En plus des dirigeants des organisations internationales et continentales (Nations unies, Union européenne, Union africaine…) et ceux des pays partenaires, plusieurs chefs des institutions financières internationales (FMI, BAD, IFC, BERD…) ont été aussi présents en France dans le cadre du sommet sur le financement des économies africaines.

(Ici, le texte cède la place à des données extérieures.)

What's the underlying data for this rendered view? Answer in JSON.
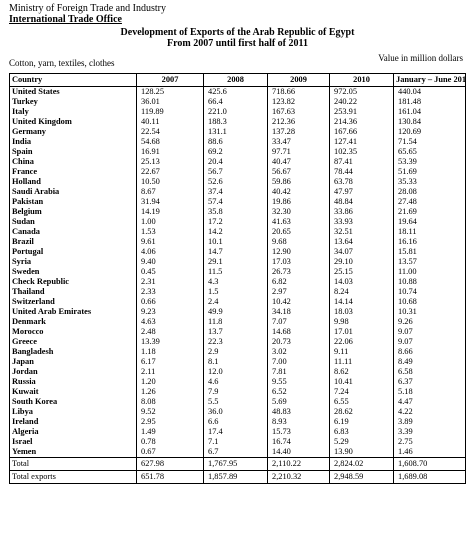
{
  "header": {
    "ministry": "Ministry of Foreign Trade and Industry",
    "office": "International Trade Office",
    "title": "Development of Exports of the Arab Republic of Egypt",
    "period": "From 2007 until first half of 2011",
    "category": "Cotton, yarn, textiles, clothes",
    "unit": "Value in million dollars"
  },
  "table": {
    "columns": [
      "Country",
      "2007",
      "2008",
      "2009",
      "2010",
      "January – June 2011"
    ],
    "rows": [
      [
        "United States",
        "128.25",
        "425.6",
        "718.66",
        "972.05",
        "440.04"
      ],
      [
        "Turkey",
        "36.01",
        "66.4",
        "123.82",
        "240.22",
        "181.48"
      ],
      [
        "Italy",
        "119.89",
        "221.0",
        "167.63",
        "253.91",
        "161.04"
      ],
      [
        "United Kingdom",
        "40.11",
        "188.3",
        "212.36",
        "214.36",
        "130.84"
      ],
      [
        "Germany",
        "22.54",
        "131.1",
        "137.28",
        "167.66",
        "120.69"
      ],
      [
        "India",
        "54.68",
        "88.6",
        "33.47",
        "127.41",
        "71.54"
      ],
      [
        "Spain",
        "16.91",
        "69.2",
        "97.71",
        "102.35",
        "65.65"
      ],
      [
        "China",
        "25.13",
        "20.4",
        "40.47",
        "87.41",
        "53.39"
      ],
      [
        "France",
        "22.67",
        "56.7",
        "56.67",
        "78.44",
        "51.69"
      ],
      [
        "Holland",
        "10.50",
        "52.6",
        "59.86",
        "63.78",
        "35.33"
      ],
      [
        "Saudi Arabia",
        "8.67",
        "37.4",
        "40.42",
        "47.97",
        "28.08"
      ],
      [
        "Pakistan",
        "31.94",
        "57.4",
        "19.86",
        "48.84",
        "27.48"
      ],
      [
        "Belgium",
        "14.19",
        "35.8",
        "32.30",
        "33.86",
        "21.69"
      ],
      [
        "Sudan",
        "1.00",
        "17.2",
        "41.63",
        "33.93",
        "19.64"
      ],
      [
        "Canada",
        "1.53",
        "14.2",
        "20.65",
        "32.51",
        "18.11"
      ],
      [
        "Brazil",
        "9.61",
        "10.1",
        "9.68",
        "13.64",
        "16.16"
      ],
      [
        "Portugal",
        "4.06",
        "14.7",
        "12.90",
        "34.07",
        "15.81"
      ],
      [
        "Syria",
        "9.40",
        "29.1",
        "17.03",
        "29.10",
        "13.57"
      ],
      [
        "Sweden",
        "0.45",
        "11.5",
        "26.73",
        "25.15",
        "11.00"
      ],
      [
        "Check Republic",
        "2.31",
        "4.3",
        "6.82",
        "14.03",
        "10.88"
      ],
      [
        "Thailand",
        "2.33",
        "1.5",
        "2.97",
        "8.24",
        "10.74"
      ],
      [
        "Switzerland",
        "0.66",
        "2.4",
        "10.42",
        "14.14",
        "10.68"
      ],
      [
        "United Arab Emirates",
        "9.23",
        "49.9",
        "34.18",
        "18.03",
        "10.31"
      ],
      [
        "Denmark",
        "4.63",
        "11.8",
        "7.07",
        "9.98",
        "9.26"
      ],
      [
        "Morocco",
        "2.48",
        "13.7",
        "14.68",
        "17.01",
        "9.07"
      ],
      [
        "Greece",
        "13.39",
        "22.3",
        "20.73",
        "22.06",
        "9.07"
      ],
      [
        "Bangladesh",
        "1.18",
        "2.9",
        "3.02",
        "9.11",
        "8.66"
      ],
      [
        "Japan",
        "6.17",
        "8.1",
        "7.00",
        "11.11",
        "8.49"
      ],
      [
        "Jordan",
        "2.11",
        "12.0",
        "7.81",
        "8.62",
        "6.58"
      ],
      [
        "Russia",
        "1.20",
        "4.6",
        "9.55",
        "10.41",
        "6.37"
      ],
      [
        "Kuwait",
        "1.26",
        "7.9",
        "6.52",
        "7.24",
        "5.18"
      ],
      [
        "South Korea",
        "8.08",
        "5.5",
        "5.69",
        "6.55",
        "4.47"
      ],
      [
        "Libya",
        "9.52",
        "36.0",
        "48.83",
        "28.62",
        "4.22"
      ],
      [
        "Ireland",
        "2.95",
        "6.6",
        "8.93",
        "6.19",
        "3.89"
      ],
      [
        "Algeria",
        "1.49",
        "17.4",
        "15.73",
        "6.83",
        "3.39"
      ],
      [
        "Israel",
        "0.78",
        "7.1",
        "16.74",
        "5.29",
        "2.75"
      ],
      [
        "Yemen",
        "0.67",
        "6.7",
        "14.40",
        "13.90",
        "1.46"
      ]
    ],
    "total": [
      "Total",
      "627.98",
      "1,767.95",
      "2,110.22",
      "2,824.02",
      "1,608.70"
    ],
    "total_exports": [
      "Total exports",
      "651.78",
      "1,857.89",
      "2,210.32",
      "2,948.59",
      "1,689.08"
    ]
  }
}
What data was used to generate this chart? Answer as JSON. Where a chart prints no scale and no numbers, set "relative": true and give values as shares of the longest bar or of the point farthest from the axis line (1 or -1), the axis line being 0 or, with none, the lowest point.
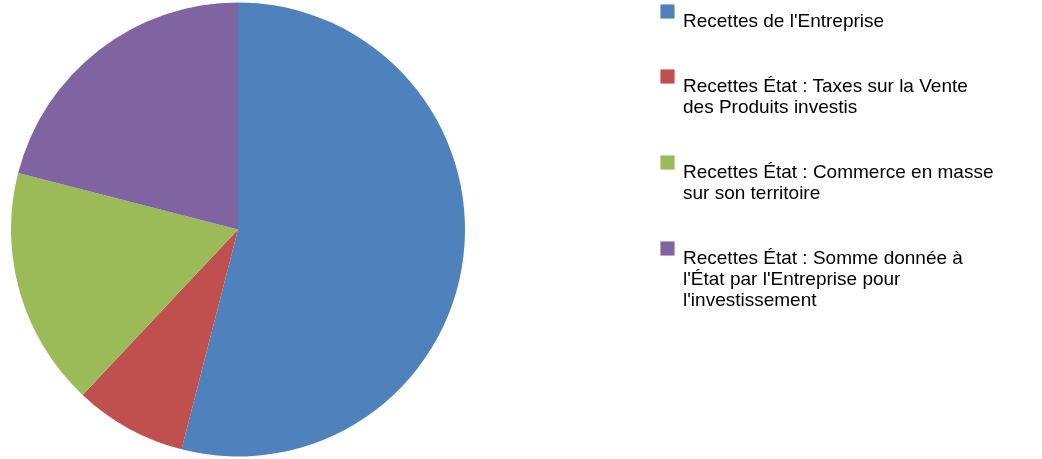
{
  "chart_data": {
    "type": "pie",
    "relative": true,
    "categories": [
      "Recettes de l'Entreprise",
      "Recettes État : Taxes sur la Vente des Produits investis",
      "Recettes État : Commerce en masse sur son territoire",
      "Recettes État : Somme donnée à l'État par l'Entreprise pour l'investissement"
    ],
    "values": [
      54,
      8,
      17,
      21
    ],
    "colors": [
      "#4f81bd",
      "#c0504d",
      "#9bbb59",
      "#8064a2"
    ],
    "legend": "right"
  }
}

L’un des objectifs de ce rendez-vous était de rechercher les moyens pour booster les investissements publics et prives sur le continent.

D’après les prévisions du Fonds Monétaire International (FMI), réactualisées en avril 2021, la dette publique de l’Afrique subsaharienne tournera autour de 800 milliards de dollars en 2022, soit environ 41% du PIB. Alors que l’Institute of International Finance (IIF) a révélé que la dette publique des seuls USA est estimée à 129% du PIB, et celle de la zone euro à 122,6%. On note en outre que l’Afrique a besoin au moins de 300 milliards de financement dans les deux prochaines années pour renforcer sa résilience et relancer son économie à travers des investissements conséquents.

On sait par ailleurs que les quotes-parts de l'Afrique au FMI devraient lui permettre de bénéficier de 34 milliards de DTS, dont 24 milliards pour l'Afrique subsaharienne. Un montant nettement insuffisant et que les participants au Sommet ont promis de revoir à la hausse. D’autres estiment que les DTS vont être mal vus des pays africains car ils seront probablement adossés à un plan de contrôle de la dette. D’où l’idée de pousser les institutions financières à mieux s’arrimer aux besoins des pays concernés.

C’est sur ces constats que le sommet de Paris s’est déroulé ce mardi 18 mai 2021 en présence de plusieurs dirigeants africains. Notons que l’autre aspect du sommet de Paris était celui lié à la stimulation de la croissance en  apportant une solution pertinente à l’équation du coût du financement pour les entreprises africaines qui peinent à investir. Ces dernières qui font face à des taux d’intérêts particulièrement élevés, impactant ainsi le développement du secteur privé. Le but étant aussi d’orienter davantage vers l’Afrique l’importante masse de liquidités internationales qui explore de nouvelles opportunités de placement. 

A savoir que le Sommet a été précédé ce lundi par un dîner de travail au palais de l'Elysée. Le lendemain, les participants ont été invités à une séance plénière suivie de deux sessions sur «le financement et le traitement de la dette» et «le secteur privé africain». On sait en outre qu’une table ronde sur la mise à profit des instruments financiers pour soutenir la reprise de l'Afrique s’était tenue ce 17 mai avec la participation notamment  d’ Akinwumi Adesina de la BAD, Rémy Rioux de l’AFD, Kristalina Georgieva du FMI  et Gargee Ghosh de Gates Foundation.